Open Source or No?

Free/Open Source Software (FOSS) has taken the world by storm. Startups everywhere have built their businesses upon a foundation of FOSS products, with the LAMP (Linux-Apache-MySQL-Perl/PHP/Python) platform being the best-known among them, and some have gone beyond using FOSS to producing it. Even some of the more traditional, established companies are contributing to existing FOSS projects and releasing their own products as FOSS.

Going open source can bring major benefits for your software and your company, but it can also invite disaster if you’re not familiar with both the concepts and the culture behind it. So let’s clear up some of the common misconceptions surrounding open source:

You Still Own Your Code

Whatever code you write (or pay someone to write for you as a “work for hire”) belongs to you, unless other arrangements are made. As the owner of the copyright on that code, you will never be legally bound by the terms of the code’s license, so you will still be able to use it in whatever non-open way you might desire.

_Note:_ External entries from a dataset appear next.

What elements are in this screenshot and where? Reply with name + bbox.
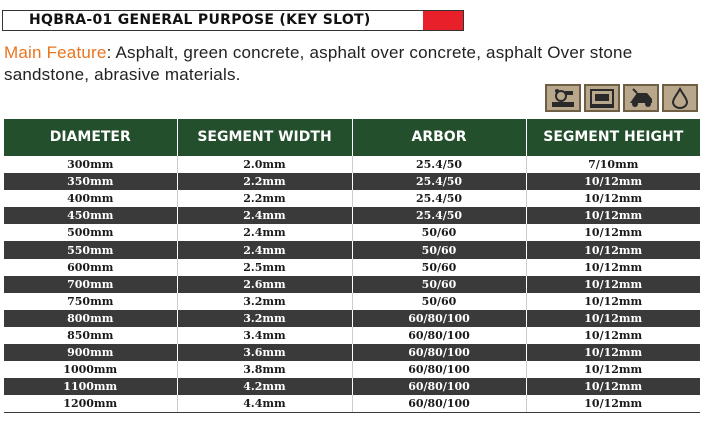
- machine-saw-icon: [584, 84, 620, 112]
- cell-arbor: 60/80/100: [352, 327, 526, 344]
- cell-segment-width: 4.2mm: [177, 378, 352, 395]
- water-drop-icon: [662, 84, 698, 112]
- cell-segment-height: 10/12mm: [526, 276, 700, 293]
- table-row: [4, 241, 700, 258]
- cell-arbor: 50/60: [352, 241, 526, 258]
- cell-segment-height: 7/10mm: [526, 156, 700, 173]
- table-row: [4, 190, 700, 207]
- cell-arbor: 60/80/100: [352, 378, 526, 395]
- cell-arbor: 60/80/100: [352, 310, 526, 327]
- cell-diameter: 400mm: [4, 190, 177, 207]
- table-row: [4, 378, 700, 395]
- cell-diameter: 750mm: [4, 293, 177, 310]
- table-row: [4, 156, 700, 173]
- header-arbor: ARBOR: [352, 119, 526, 156]
- cell-arbor: 60/80/100: [352, 395, 526, 412]
- table-row: [4, 259, 700, 276]
- main-feature-text: : Asphalt, green concrete, asphalt over concrete, asphalt Over stone sandstone, abrasive materials.: [4, 43, 633, 84]
- cell-segment-width: 3.2mm: [177, 310, 352, 327]
- cell-segment-width: 2.5mm: [177, 259, 352, 276]
- cell-segment-height: 10/12mm: [526, 361, 700, 378]
- cell-segment-height: 10/12mm: [526, 378, 700, 395]
- cell-arbor: 25.4/50: [352, 190, 526, 207]
- table-row: [4, 310, 700, 327]
- cell-arbor: 50/60: [352, 293, 526, 310]
- cell-arbor: 50/60: [352, 276, 526, 293]
- walk-behind-saw-icon: [623, 84, 659, 112]
- table-row: [4, 361, 700, 378]
- cell-diameter: 600mm: [4, 259, 177, 276]
- cell-segment-width: 2.2mm: [177, 173, 352, 190]
- header-segment-width: SEGMENT WIDTH: [177, 119, 352, 156]
- header-segment-height: SEGMENT HEIGHT: [526, 119, 700, 156]
- cell-segment-width: 3.4mm: [177, 327, 352, 344]
- cell-arbor: 60/80/100: [352, 344, 526, 361]
- page-title: HQBRA-01 GENERAL PURPOSE (KEY SLOT): [29, 12, 371, 28]
- header-diameter: DIAMETER: [4, 119, 177, 156]
- table-row: [4, 395, 700, 412]
- cell-diameter: 700mm: [4, 276, 177, 293]
- cell-diameter: 1200mm: [4, 395, 177, 412]
- cell-segment-height: 10/12mm: [526, 259, 700, 276]
- cell-segment-height: 10/12mm: [526, 344, 700, 361]
- table-row: [4, 344, 700, 361]
- cell-segment-width: 3.2mm: [177, 293, 352, 310]
- cell-diameter: 1100mm: [4, 378, 177, 395]
- cell-arbor: 50/60: [352, 224, 526, 241]
- cell-diameter: 850mm: [4, 327, 177, 344]
- cell-diameter: 900mm: [4, 344, 177, 361]
- main-feature: [4, 42, 700, 86]
- cell-segment-width: 2.4mm: [177, 241, 352, 258]
- cell-diameter: 800mm: [4, 310, 177, 327]
- cell-diameter: 550mm: [4, 241, 177, 258]
- cell-segment-width: 2.6mm: [177, 276, 352, 293]
- table-row: [4, 276, 700, 293]
- main-feature-label: Main Feature: [4, 43, 107, 62]
- cell-segment-height: 10/12mm: [526, 395, 700, 412]
- cell-arbor: 25.4/50: [352, 207, 526, 224]
- table-header-row: [4, 119, 700, 156]
- cell-arbor: 25.4/50: [352, 173, 526, 190]
- table-row: [4, 293, 700, 310]
- table-row: [4, 224, 700, 241]
- cell-segment-width: 3.6mm: [177, 344, 352, 361]
- cell-segment-height: 10/12mm: [526, 207, 700, 224]
- cell-diameter: 300mm: [4, 156, 177, 173]
- cell-segment-width: 2.0mm: [177, 156, 352, 173]
- table-row: [4, 173, 700, 190]
- cell-segment-width: 2.4mm: [177, 224, 352, 241]
- cell-segment-height: 10/12mm: [526, 173, 700, 190]
- cell-arbor: 25.4/50: [352, 156, 526, 173]
- cell-segment-height: 10/12mm: [526, 327, 700, 344]
- cell-segment-height: 10/12mm: [526, 293, 700, 310]
- specification-table: [4, 119, 700, 413]
- title-bar: [2, 10, 464, 31]
- cell-diameter: 1000mm: [4, 361, 177, 378]
- cell-arbor: 60/80/100: [352, 361, 526, 378]
- cell-diameter: 350mm: [4, 173, 177, 190]
- cell-segment-height: 10/12mm: [526, 310, 700, 327]
- cell-segment-height: 10/12mm: [526, 241, 700, 258]
- title-accent-block: [423, 11, 463, 30]
- cell-diameter: 450mm: [4, 207, 177, 224]
- table-row: [4, 327, 700, 344]
- table-row: [4, 207, 700, 224]
- cell-segment-height: 10/12mm: [526, 224, 700, 241]
- cell-diameter: 500mm: [4, 224, 177, 241]
- cell-segment-width: 2.4mm: [177, 207, 352, 224]
- cell-arbor: 50/60: [352, 259, 526, 276]
- cell-segment-width: 2.2mm: [177, 190, 352, 207]
- cell-segment-height: 10/12mm: [526, 190, 700, 207]
- application-icons: [545, 84, 698, 112]
- cell-segment-width: 3.8mm: [177, 361, 352, 378]
- handheld-saw-icon: [545, 84, 581, 112]
- cell-segment-width: 4.4mm: [177, 395, 352, 412]
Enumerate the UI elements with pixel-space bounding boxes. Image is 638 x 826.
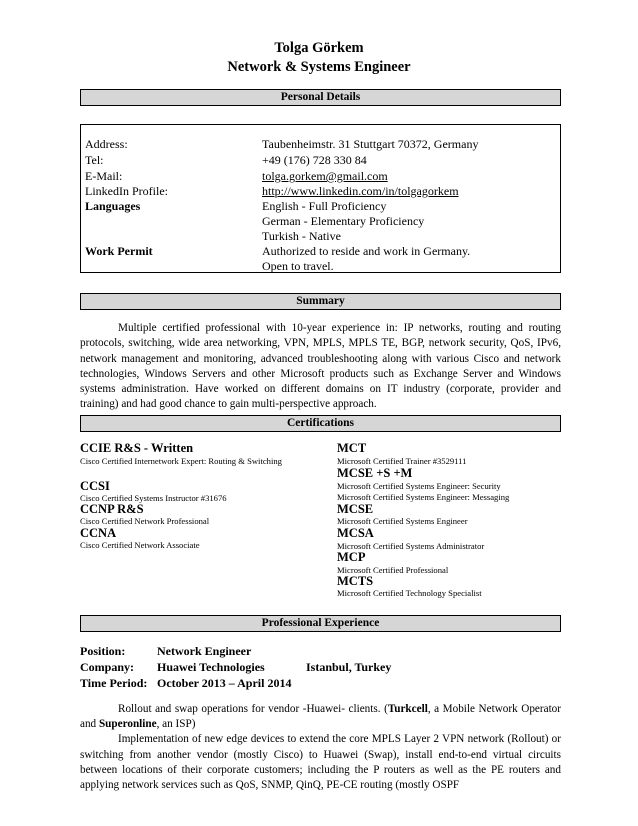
company-location: Istanbul, Turkey [306,660,392,674]
section-summary: Summary [80,293,561,310]
cert-name: CCNA [80,526,117,540]
cert-desc: Cisco Certified Network Professional [80,516,210,526]
cert-name: CCNP R&S [80,502,144,516]
email-label: E-Mail: [85,169,123,183]
email-link[interactable]: tolga.gorkem@gmail.com [262,169,388,183]
work-permit-label: Work Permit [85,244,153,258]
cert-name: MCTS [337,574,374,588]
period-value: October 2013 – April 2014 [157,676,292,690]
cert-desc: Microsoft Certified Systems Engineer: Security [337,481,501,491]
section-professional-experience: Professional Experience [80,615,561,632]
experience-paragraph-1 [80,702,561,732]
section-personal-details: Personal Details [80,89,561,106]
p1-text-e: , an ISP) [156,718,196,731]
cert-desc: Microsoft Certified Systems Engineer: Messaging [337,492,510,502]
cert-desc: Cisco Certified Internetwork Expert: Routing & Switching [80,456,282,466]
cert-desc: Microsoft Certified Systems Administrator [337,541,485,551]
p1-turkcell: Turkcell [387,703,428,715]
address-value: Taubenheimstr. 31 Stuttgart 70372, Germany [262,137,479,151]
work-permit-line-2: Open to travel. [262,259,334,273]
languages-label: Languages [85,199,141,213]
linkedin-link[interactable]: http://www.linkedin.com/in/tolgagorkem [262,184,459,198]
p1-text-a: Rollout and swap operations for vendor -Huawei- clients. ( [118,703,388,715]
cert-desc: Cisco Certified Systems Instructor #31676 [80,493,227,503]
tel-label: Tel: [85,153,104,167]
experience-description [80,702,561,793]
cert-desc: Microsoft Certified Professional [337,565,449,575]
p1-text-c: , a Mobile Network Operator and [80,703,561,731]
section-certifications: Certifications [80,415,561,432]
cert-name: MCT [337,441,367,455]
work-permit-line-1: Authorized to reside and work in Germany. [262,244,471,258]
linkedin-label: LinkedIn Profile: [85,184,168,198]
cert-desc: Microsoft Certified Trainer #3529111 [337,456,467,466]
address-label: Address: [85,137,128,151]
candidate-role: Network & Systems Engineer [227,59,411,75]
company-value: Huawei Technologies [157,660,265,674]
candidate-name: Tolga Görkem [274,40,364,56]
cert-name: MCSE [337,502,374,516]
summary-text: Multiple certified professional with 10-year experience in: IP networks, routing and routing protocols, switching, wide area networking, VPN, MPLS, MPLS TE, BGP, network security, QoS, IPv6, network management and monitoring, advanced troubleshooting along with various Cisco and network technologies, Windows Servers and other Microsoft products such as Exchange Server and Windows systems administration. Have worked on different domains on IT industry (corporate, provider and training) and had good chance to gain multi-perspective approach. [80,322,561,411]
cert-name: MCP [337,550,366,564]
language-german: German - Elementary Proficiency [262,214,425,228]
position-label: Position: [80,644,126,658]
cert-name: CCIE R&S - Written [80,441,194,455]
cert-desc: Cisco Certified Network Associate [80,540,200,550]
experience-paragraph-2: Implementation of new edge devices to extend the core MPLS Layer 2 VPN network (Rollout) or switching from another vendor (mostly Cisco) to Huawei (Swap), install end-to-end virtual circuits between locations of their corporate customers; including the P routers as well as the PE routers and applying network services such as QoS, SNMP, QinQ, PE-CE routing (mostly OSPF [80,733,561,792]
cert-desc: Microsoft Certified Systems Engineer [337,516,468,526]
company-label: Company: [80,660,135,674]
cert-name: MCSE +S +M [337,466,413,480]
p1-superonline: Superonline [98,718,157,731]
tel-value: +49 (176) 728 330 84 [262,153,367,167]
cert-name: MCSA [337,526,374,540]
cert-name: CCSI [80,479,110,493]
language-turkish: Turkish - Native [262,229,341,243]
position-value: Network Engineer [157,644,252,658]
language-english: English - Full Proficiency [262,199,387,213]
cert-desc: Microsoft Certified Technology Specialist [337,588,482,598]
period-label: Time Period: [80,676,148,690]
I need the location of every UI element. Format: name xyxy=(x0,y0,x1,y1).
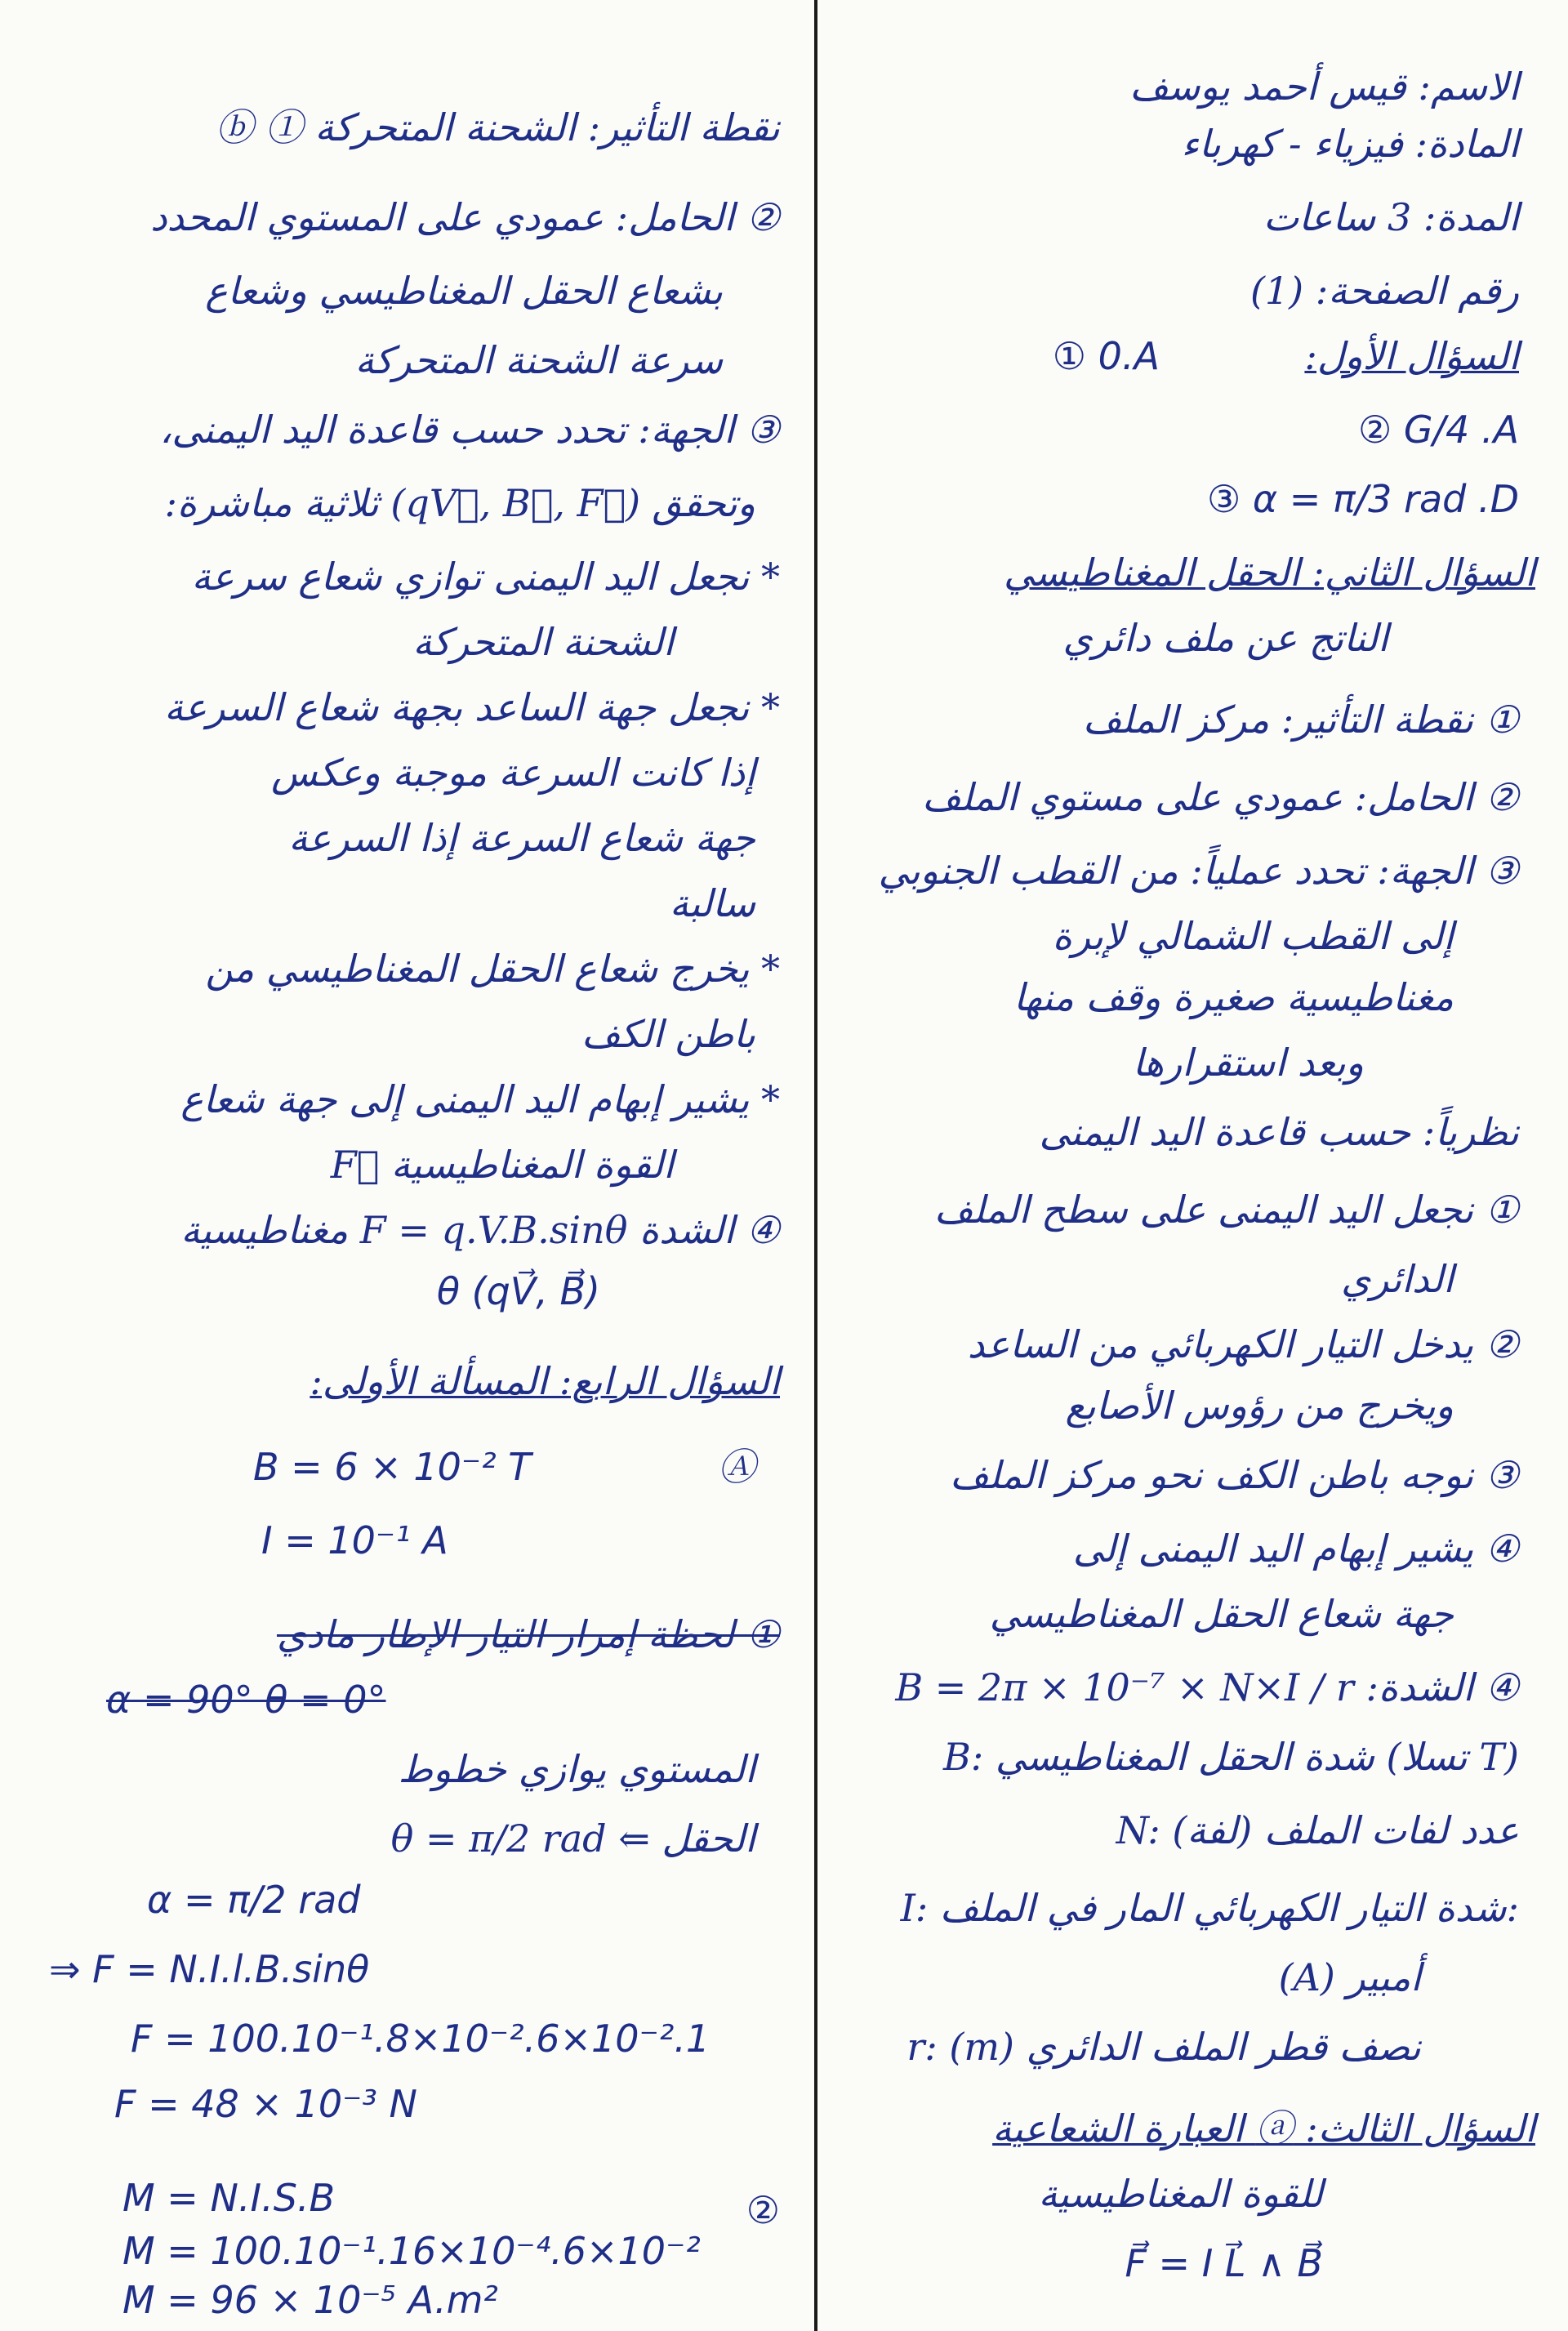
q1-answer-3: ③ α = π/3 rad .D xyxy=(1206,477,1519,521)
q2-def-I-unit: أمبير (A) xyxy=(1278,1955,1421,1999)
step1-a: المستوي يوازي خطوط xyxy=(398,1747,755,1791)
b-point-3f: إذا كانت السرعة موجبة وعكس xyxy=(271,751,755,795)
q2-point-3c: مغناطيسية صغيرة وقف منها xyxy=(1013,975,1454,1019)
student-name: الاسم: قيس أحمد يوسف xyxy=(1129,65,1519,109)
q1-answer-2: ② G/4 .A xyxy=(1358,408,1519,452)
q2-theory-2b: ويخرج من رؤوس الأصابع xyxy=(1065,1384,1454,1428)
q2-point-3a: ③ الجهة: تحدد عملياً: من القطب الجنوبي xyxy=(878,849,1519,893)
q2-theory-1a: ① نجعل اليد اليمنى على سطح الملف xyxy=(933,1188,1519,1232)
left-column xyxy=(8,0,804,2331)
q2-theory-2a: ② يدخل التيار الكهربائي من الساعد xyxy=(967,1322,1519,1366)
struck-line-2: α = 90° θ = 0° xyxy=(106,1678,386,1722)
q2-theory-4a: ④ يشير إبهام اليد اليمنى إلى xyxy=(1072,1527,1519,1571)
q1-title: السؤال الأول: xyxy=(1304,334,1519,378)
q1-answer-1: ① 0.A xyxy=(1052,334,1160,378)
b-point-2c: سرعة الشحنة المتحركة xyxy=(354,338,723,382)
part-A-label: Ⓐ xyxy=(718,1445,755,1489)
b-point-2b: بشعاع الحقل المغناطيسي وشعاع xyxy=(205,269,723,313)
q3-title: السؤال الثالث: ⓐ العبارة الشعاعية xyxy=(992,2106,1535,2150)
b-point-3k: * يشير إبهام اليد اليمنى إلى جهة شعاع xyxy=(180,1077,780,1121)
q2-title: السؤال الثاني: الحقل المغناطيسي xyxy=(1004,550,1535,595)
step2-a: M = N.I.S.B xyxy=(122,2176,336,2220)
q2-point-3b: إلى القطب الشمالي لإبرة xyxy=(1052,914,1454,958)
right-column xyxy=(825,0,1552,2331)
q2-def-N: N: عدد لفات الملف (لفة) xyxy=(1116,1808,1519,1852)
b-point-4a: ④ الشدة F = q.V.B.sinθ مغناطيسية xyxy=(180,1208,780,1252)
b-point-3b: وتحقق (qV⃗, B⃗, F⃗) ثلاثية مباشرة: xyxy=(164,481,755,525)
page-number: رقم الصفحة: (1) xyxy=(1250,269,1519,313)
q2-theory: نظرياً: حسب قاعدة اليد اليمنى xyxy=(1039,1110,1519,1154)
step2-b: M = 100.10⁻¹.16×10⁻⁴.6×10⁻² xyxy=(122,2229,701,2273)
b-point-3l: القوة المغناطيسية F⃗ xyxy=(330,1143,674,1187)
step2-c: M = 96 × 10⁻⁵ A.m² xyxy=(122,2278,498,2322)
q2-def-r: r: (m) نصف قطر الملف الدائري xyxy=(906,2025,1421,2069)
subject: المادة: فيزياء - كهرباء xyxy=(1181,122,1519,166)
column-divider xyxy=(814,0,817,2331)
step2-number: ② xyxy=(746,2188,780,2232)
q2-point-3d: وبعد استقرارها xyxy=(1132,1041,1364,1085)
q2-point-1: ① نقطة التأثير: مركز الملف xyxy=(1083,698,1519,742)
q4-title: السؤال الرابع: المسألة الأولى: xyxy=(310,1359,780,1403)
q2-subtitle: الناتج عن ملف دائري xyxy=(1062,616,1388,660)
step1-c: α = π/2 rad xyxy=(147,1878,361,1922)
q2-theory-3: ③ نوجه باطن الكف نحو مركز الملف xyxy=(950,1453,1519,1497)
b-point-3e: * نجعل جهة الساعد بجهة شعاع السرعة xyxy=(164,685,780,729)
b-point-3a: ③ الجهة: تحدد حسب قاعدة اليد اليمنى، xyxy=(159,408,780,452)
b-point-3g: جهة شعاع السرعة إذا السرعة xyxy=(288,816,755,860)
b-point-3h: سالبة xyxy=(669,881,755,925)
b-point-3c: * نجعل اليد اليمنى توازي شعاع سرعة xyxy=(191,555,780,599)
given-I: I = 10⁻¹ A xyxy=(261,1518,448,1562)
struck-line-1: ① لحظة إمرار التيار الإطار مادي xyxy=(276,1612,780,1656)
q2-def-B: B: شدة الحقل المغناطيسي (تسلا T) xyxy=(942,1735,1519,1779)
step1-b: الحقل ⇐ θ = π/2 rad xyxy=(390,1816,755,1861)
given-B: B = 6 × 10⁻² T xyxy=(253,1445,532,1489)
q2-def-I: I: شدة التيار الكهربائي المار في الملف: xyxy=(900,1886,1519,1930)
duration: المدة: 3 ساعات xyxy=(1263,195,1519,239)
q3-formula: F⃗ = I L⃗ ∧ B⃗ xyxy=(1125,2241,1323,2285)
b-point-2a: ② الحامل: عمودي على المستوي المحدد xyxy=(150,195,780,239)
q2-intensity: ④ الشدة: B = 2π × 10⁻⁷ × N×I / r xyxy=(895,1665,1519,1709)
b-point-4b: θ (qV⃗, B⃗) xyxy=(436,1269,600,1313)
b-point-3d: الشحنة المتحركة xyxy=(412,620,674,664)
step1-d: ⇒ F = N.I.l.B.sinθ xyxy=(49,1947,370,1991)
b-point-3i: * يخرج شعاع الحقل المغناطيسي من xyxy=(205,947,780,991)
q3-subtitle: للقوة المغناطيسية xyxy=(1038,2172,1323,2216)
step1-e: F = 100.10⁻¹.8×10⁻².6×10⁻².1 xyxy=(131,2017,710,2061)
b-point-3j: باطن الكف xyxy=(581,1012,755,1056)
step1-f: F = 48 × 10⁻³ N xyxy=(114,2082,417,2126)
q2-theory-4b: جهة شعاع الحقل المغناطيسي xyxy=(989,1592,1454,1636)
q2-theory-1b: الدائري xyxy=(1341,1257,1454,1301)
q2-point-2: ② الحامل: عمودي على مستوي الملف xyxy=(922,775,1519,819)
b-point-1: ⓑ ① نقطة التأثير: الشحنة المتحركة xyxy=(216,105,780,149)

Until you accept someone else’s patch.

If you release a FOSS project and I submit code for it, then I still own the copyright on my submission. By incorporating my changes into your project, you become bound by the project’s licensing terms because you no longer own the whole thing. The one exception to this is if I assign rights over my contribution to you above and beyond those in the FOSS license, most often through the use of a Contributor License Agreement.

You Can Sell FOSS

FOSS licenses place no restrictions on who can distribute the software covered by the license or how. Their restrictions apply to those who make changes to it. Depending on the license, anyone making modifications may be required to do such things as:

  • make the source code available to anyone they distribute the software to
  • provide attribution to the original author
  • submit the changes back to the original author

 
Even if you are subject to the FOSS license, you can still sell or give the software to whoever you like. But they can also sell or give it to whoever they like, so the cost will tend to drop to zero rather quickly unless you can provide some additional value to encourage people to pay you for your version when they can get it free (and legally) from someone else.

One common way of doing this is to make use of a Contributor License Agreement, as mentioned above, which allows the original copyright holder to sell the project under a commercial license in addition to free distribution under a FOSS license.

Open Source Is Sharing

Open source is not a gimmick for getting programmers around the world to write a program for free which you can then turn around and sell. Unless the programmers gain some benefit from contributing to your project, they are unlikely to do so and, worse, you may get bad press in the FOSS community for trying to take advantage of them.

For this reason, FOSS licensing tends to work better for software which potential developers are likely to run on their own computers, not for the custom portions of an online service or other “unique” offering that’s intended to only run in one place.

I recently advised someone who wanted to set up a web-based service and sell subscriptions for access, but also to make it open source so that outside developers would contribute and improve on it. Although basing the commodity portions of such a system on existing FOSS projects works extremely well - that’s the heart of LAMP, after all - trying to present the service itself as FOSS would have gone quite poorly.

I explained that developers would have no reason to make free contributions to his for-pay service and, even if they did, they would need to set up their own working installations of the service to develop against, at which point they would be in a position to compete against him by offering the same service at no cost. This was a case for which FOSS was simply not well-suited to his objectives.

 
Have you considered using FOSS licenses for any of your projects or do you have further questions about FOSS which have not been addressed here?